Ségolène Royal était l’invitée de l’émission politique « A vous de juger », jeudi soir.
Pendant plus de deux heures, la présidente de la région Poitou-Charentes a décliné ses thèmes fétiches, encadrement militaire des jeunes délinquants et défense de la « valeur travail », mais s’est refusée à entrer dans les « questions techniques ».
Rien de bien neuf n’est ressorti de l’émission d’hier soir.
Entrée dans la dernière phase de sa campagne, Ségolène Royal a décidé de « reprendre toute sa liberté » par rapport à son parti d’origine.
Dotée d’une capacité à ménager la chèvre et le chou remarquable, la candidate a admis avoir la « chance » de se sentir soutenue par une organisation politique comme le Parti socialiste, mais a concédé s’être sentie un peu « coincée » par le retour de ses anciens concurrents de la primaire, Laurent Fabius et Dominique Strauss-Kahn et leurs fidèles, à ses côtés.

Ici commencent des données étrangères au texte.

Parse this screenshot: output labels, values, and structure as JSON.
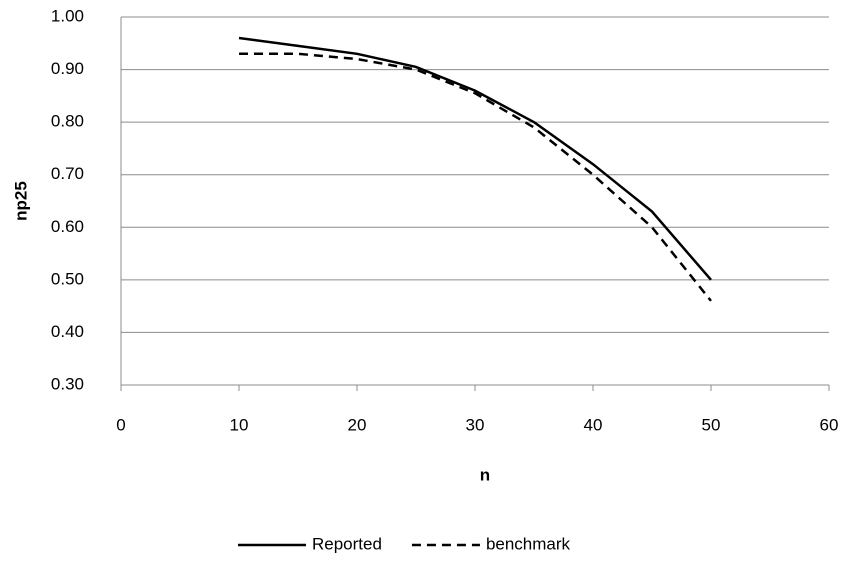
{
  "chart_data": {
    "type": "line",
    "x_label": "n",
    "y_label": "np25",
    "x": [
      10,
      15,
      20,
      25,
      30,
      35,
      40,
      45,
      50
    ],
    "series": [
      {
        "name": "Reported",
        "color": "#000000",
        "dash": "solid",
        "values": [
          0.96,
          0.945,
          0.93,
          0.905,
          0.86,
          0.8,
          0.72,
          0.63,
          0.5
        ]
      },
      {
        "name": "benchmark",
        "color": "#000000",
        "dash": "dashed",
        "values": [
          0.93,
          0.93,
          0.92,
          0.9,
          0.855,
          0.79,
          0.7,
          0.6,
          0.46
        ]
      }
    ],
    "xlim": [
      0,
      60
    ],
    "xticks": [
      0,
      10,
      20,
      30,
      40,
      50,
      60
    ],
    "ylim": [
      0.3,
      1.0
    ],
    "yticks": [
      {
        "value": 0.3,
        "label": "0.30"
      },
      {
        "value": 0.4,
        "label": "0.40"
      },
      {
        "value": 0.5,
        "label": "0.50"
      },
      {
        "value": 0.6,
        "label": "0.60"
      },
      {
        "value": 0.7,
        "label": "0.70"
      },
      {
        "value": 0.8,
        "label": "0.80"
      },
      {
        "value": 0.9,
        "label": "0.90"
      },
      {
        "value": 1.0,
        "label": "1.00"
      }
    ],
    "grid": true,
    "legend": "bottom"
  }
}
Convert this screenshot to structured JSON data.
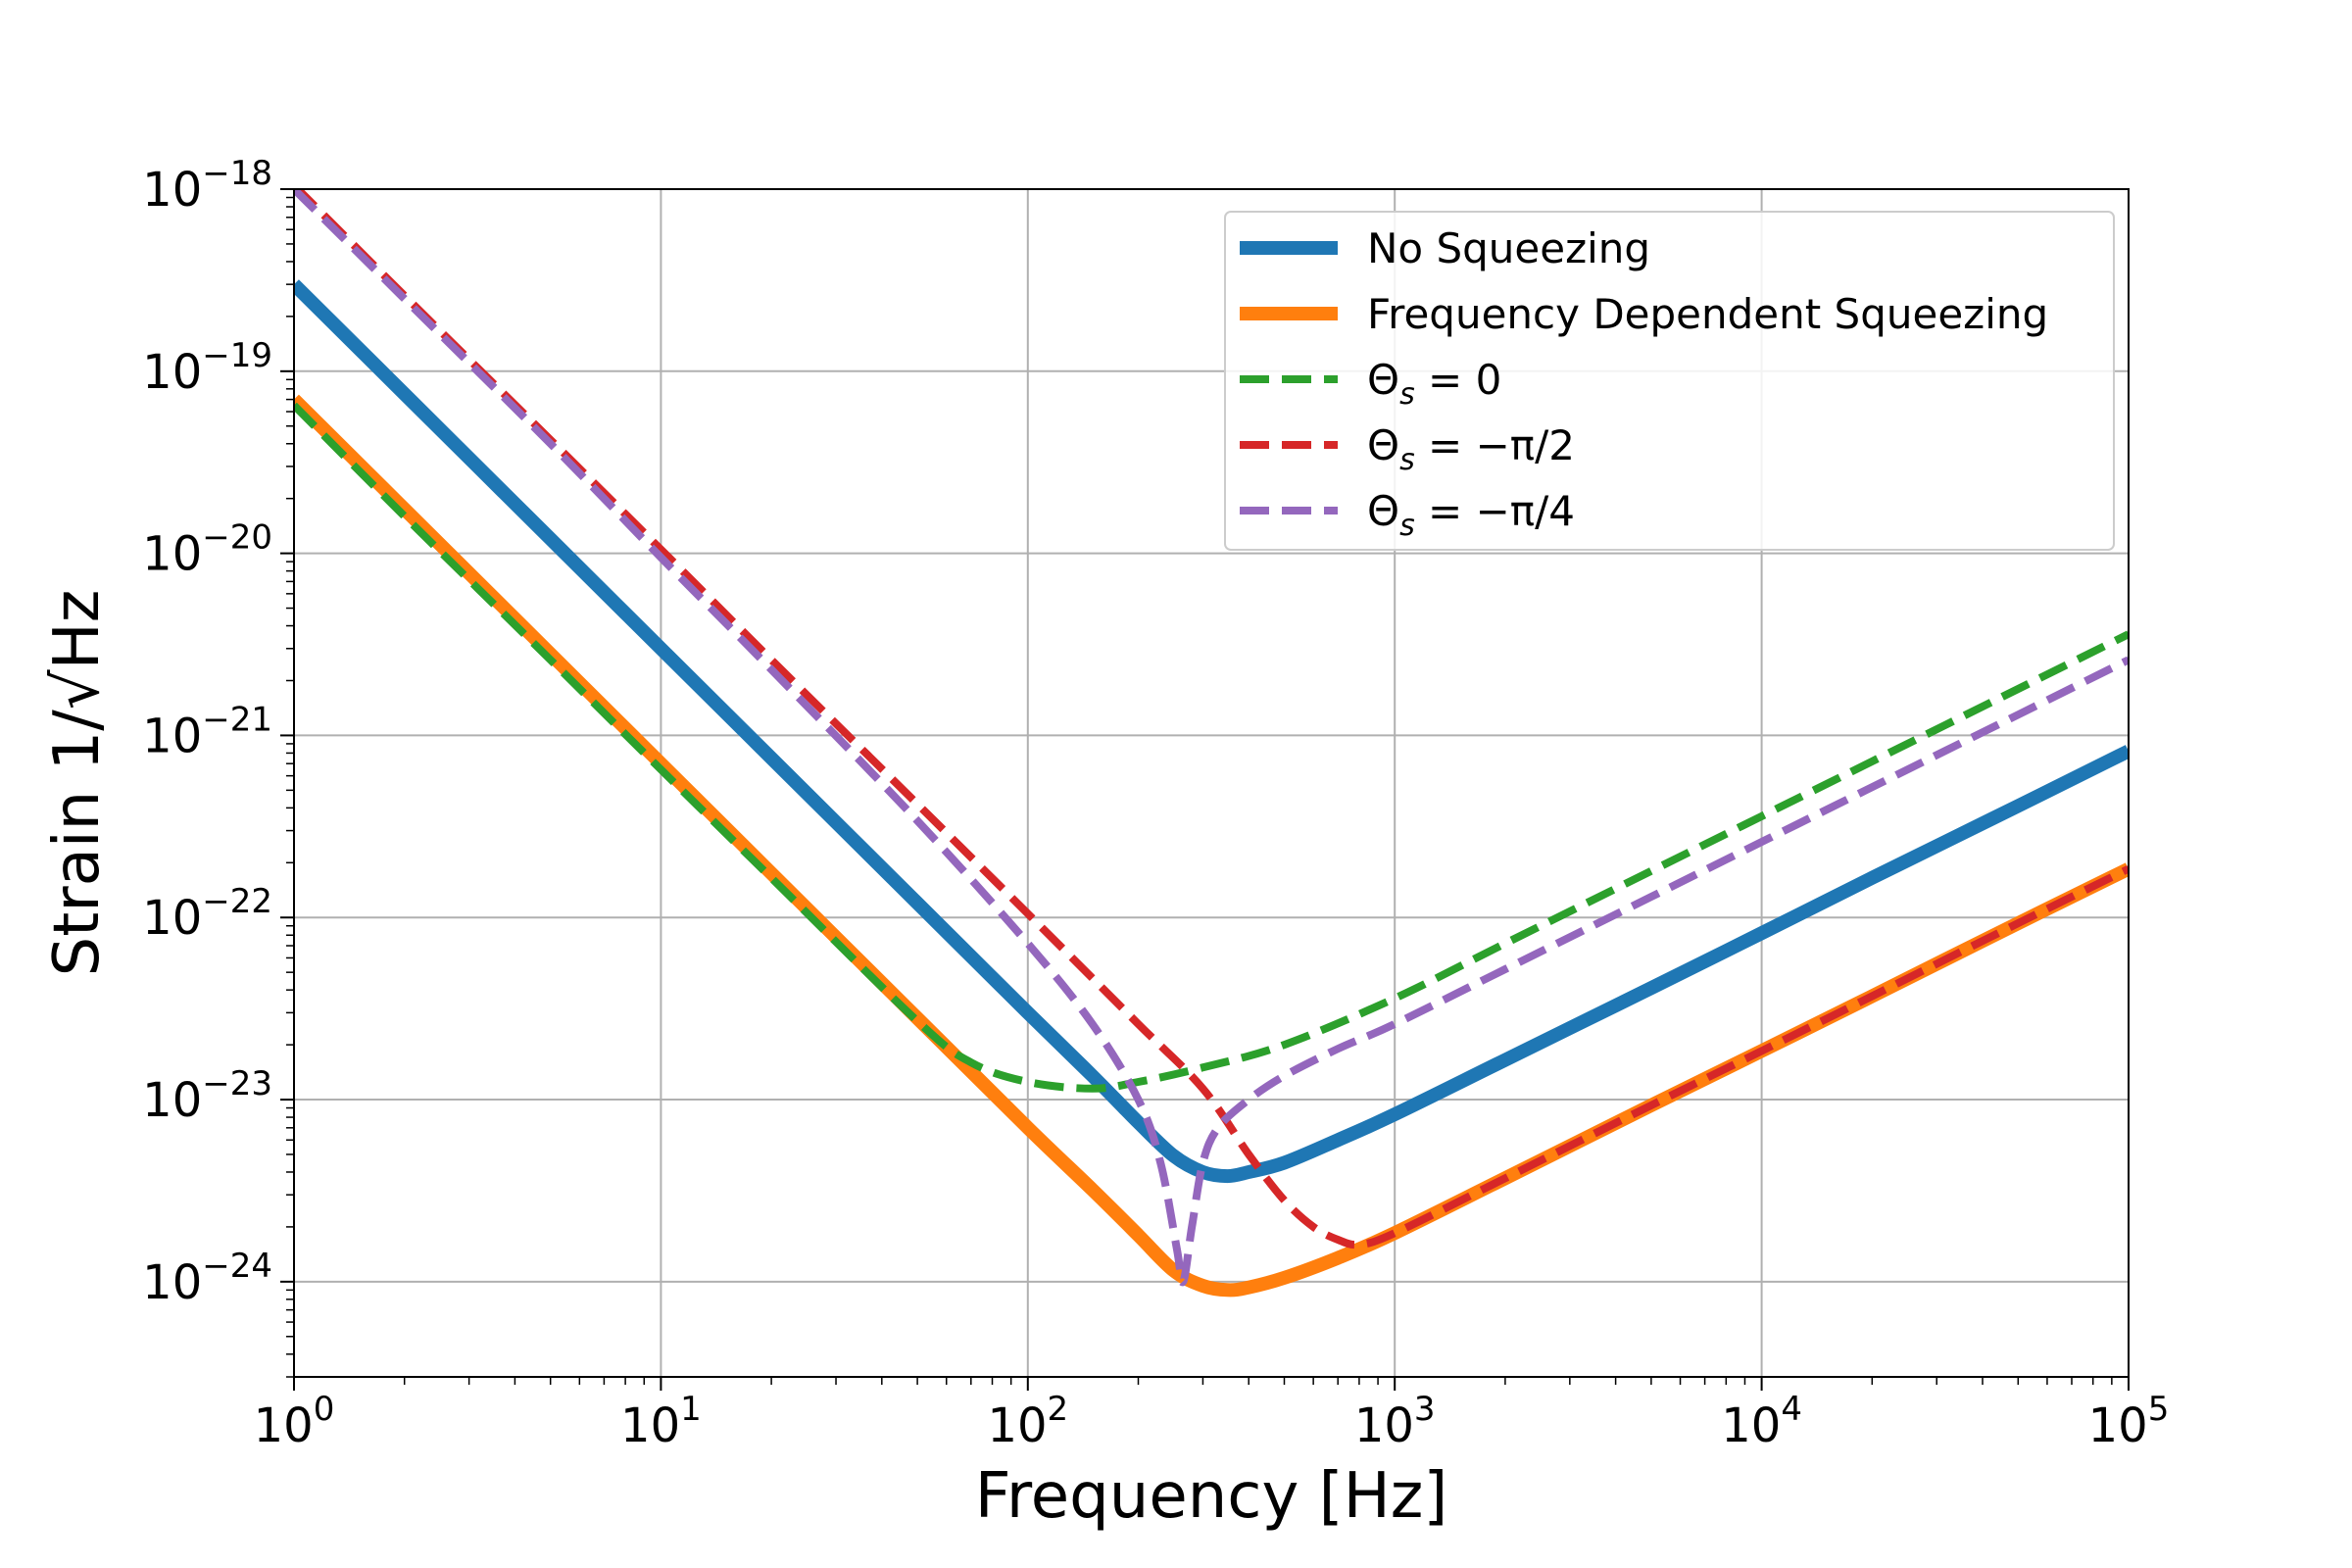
{
  "chart_data": {
    "type": "line",
    "xlabel": "Frequency [Hz]",
    "ylabel": "Strain 1/√Hz",
    "xscale": "log",
    "yscale": "log",
    "xlim": [
      1,
      100000
    ],
    "ylim": [
      3e-25,
      1e-18
    ],
    "grid": true,
    "legend_position": "top-right",
    "x_ticks": [
      {
        "value": 1,
        "base": "10",
        "exp": "0"
      },
      {
        "value": 10,
        "base": "10",
        "exp": "1"
      },
      {
        "value": 100,
        "base": "10",
        "exp": "2"
      },
      {
        "value": 1000,
        "base": "10",
        "exp": "3"
      },
      {
        "value": 10000,
        "base": "10",
        "exp": "4"
      },
      {
        "value": 100000,
        "base": "10",
        "exp": "5"
      }
    ],
    "y_ticks": [
      {
        "value": 1e-24,
        "base": "10",
        "exp": "−24"
      },
      {
        "value": 1e-23,
        "base": "10",
        "exp": "−23"
      },
      {
        "value": 1e-22,
        "base": "10",
        "exp": "−22"
      },
      {
        "value": 1e-21,
        "base": "10",
        "exp": "−21"
      },
      {
        "value": 1e-20,
        "base": "10",
        "exp": "−20"
      },
      {
        "value": 1e-19,
        "base": "10",
        "exp": "−19"
      },
      {
        "value": 1e-18,
        "base": "10",
        "exp": "−18"
      }
    ],
    "series": [
      {
        "name": "No Squeezing",
        "color": "#1f77b4",
        "style": "solid",
        "x": [
          1,
          2,
          5,
          10,
          20,
          50,
          100,
          150,
          200,
          250,
          300,
          350,
          400,
          500,
          700,
          1000,
          2000,
          5000,
          10000,
          20000,
          50000,
          100000
        ],
        "y": [
          3e-19,
          7.5e-20,
          1.2e-20,
          3e-21,
          7.5e-22,
          1.2e-22,
          3e-23,
          1.35e-23,
          7.5e-24,
          4.9e-24,
          4e-24,
          3.8e-24,
          4e-24,
          4.5e-24,
          6e-24,
          8.3e-24,
          1.65e-23,
          4.1e-23,
          8.2e-23,
          1.65e-22,
          4.1e-22,
          8.2e-22
        ]
      },
      {
        "name": "Frequency Dependent Squeezing",
        "color": "#ff7f0e",
        "style": "solid",
        "x": [
          1,
          2,
          5,
          10,
          20,
          50,
          100,
          150,
          200,
          250,
          300,
          350,
          400,
          500,
          700,
          1000,
          2000,
          5000,
          10000,
          20000,
          50000,
          100000
        ],
        "y": [
          7e-20,
          1.75e-20,
          2.8e-21,
          7e-22,
          1.75e-22,
          2.8e-23,
          7e-24,
          3.2e-24,
          1.8e-24,
          1.15e-24,
          9.5e-25,
          9e-25,
          9.3e-25,
          1.05e-24,
          1.35e-24,
          1.85e-24,
          3.7e-24,
          9.3e-24,
          1.85e-23,
          3.7e-23,
          9.3e-23,
          1.85e-22
        ]
      },
      {
        "name": "Θs = 0",
        "label_main": "Θ",
        "label_sub": "s",
        "label_rest": " = 0",
        "color": "#2ca02c",
        "style": "dashed",
        "x": [
          1,
          2,
          5,
          10,
          20,
          50,
          70,
          100,
          150,
          200,
          300,
          500,
          1000,
          2000,
          5000,
          10000,
          20000,
          50000,
          100000
        ],
        "y": [
          6.5e-20,
          1.6e-20,
          2.6e-21,
          6.5e-22,
          1.65e-22,
          2.7e-23,
          1.6e-23,
          1.25e-23,
          1.15e-23,
          1.25e-23,
          1.5e-23,
          2e-23,
          3.6e-23,
          7.2e-23,
          1.8e-22,
          3.6e-22,
          7.2e-22,
          1.8e-21,
          3.6e-21
        ]
      },
      {
        "name": "Θs = −π/2",
        "label_main": "Θ",
        "label_sub": "s",
        "label_rest": " = −π/2",
        "color": "#d62728",
        "style": "dashed",
        "x": [
          1,
          2,
          5,
          10,
          20,
          50,
          100,
          200,
          300,
          400,
          500,
          600,
          700,
          800,
          1000,
          2000,
          5000,
          10000,
          20000,
          50000,
          100000
        ],
        "y": [
          1.05e-18,
          2.6e-19,
          4.2e-20,
          1.05e-20,
          2.6e-21,
          4.2e-22,
          1.05e-22,
          2.6e-23,
          1.15e-23,
          5e-24,
          2.8e-24,
          2e-24,
          1.7e-24,
          1.6e-24,
          1.85e-24,
          3.7e-24,
          9.3e-24,
          1.85e-23,
          3.7e-23,
          9.3e-23,
          1.85e-22
        ]
      },
      {
        "name": "Θs = −π/4",
        "label_main": "Θ",
        "label_sub": "s",
        "label_rest": " = −π/4",
        "color": "#9467bd",
        "style": "dashed",
        "x": [
          1,
          2,
          5,
          10,
          20,
          50,
          100,
          150,
          200,
          230,
          255,
          265,
          280,
          300,
          330,
          400,
          500,
          700,
          1000,
          2000,
          5000,
          10000,
          20000,
          50000,
          100000
        ],
        "y": [
          1e-18,
          2.5e-19,
          4e-20,
          9.5e-21,
          2.3e-21,
          3.4e-22,
          7.2e-23,
          2.6e-23,
          1e-23,
          4.5e-24,
          1.5e-24,
          1e-24,
          2e-24,
          4.5e-24,
          7e-24,
          1e-23,
          1.35e-23,
          1.9e-23,
          2.6e-23,
          5.2e-23,
          1.3e-22,
          2.6e-22,
          5.2e-22,
          1.3e-21,
          2.6e-21
        ]
      }
    ]
  }
}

Elle a également fait part de son objectif premier si elle est élue: trouver un moyen « une fois pour toutes (que) le travail soit moins taxé que le capital ».
Mais, dans le même temps, la candidate du PS s’est refusée à répondre à des « questions techniques » sur le financement des retraites et le rééquilibrage des prélèvements obligatoires, jugeant qu’elles relevaient plus d’un secrétariat d’Etat au Budget que de la présidence.
« Je trace les grandes lignes », a-t-elle souligné en expliquant que le gouvernement agirait « comme il le voudra » sur la base de son programme présidentiel.
De même, Ségolène Royal a rejeté une généralisation des 35 heures par des mesures « imposées », et fait de la réduction de la dette publique une de ses priorités.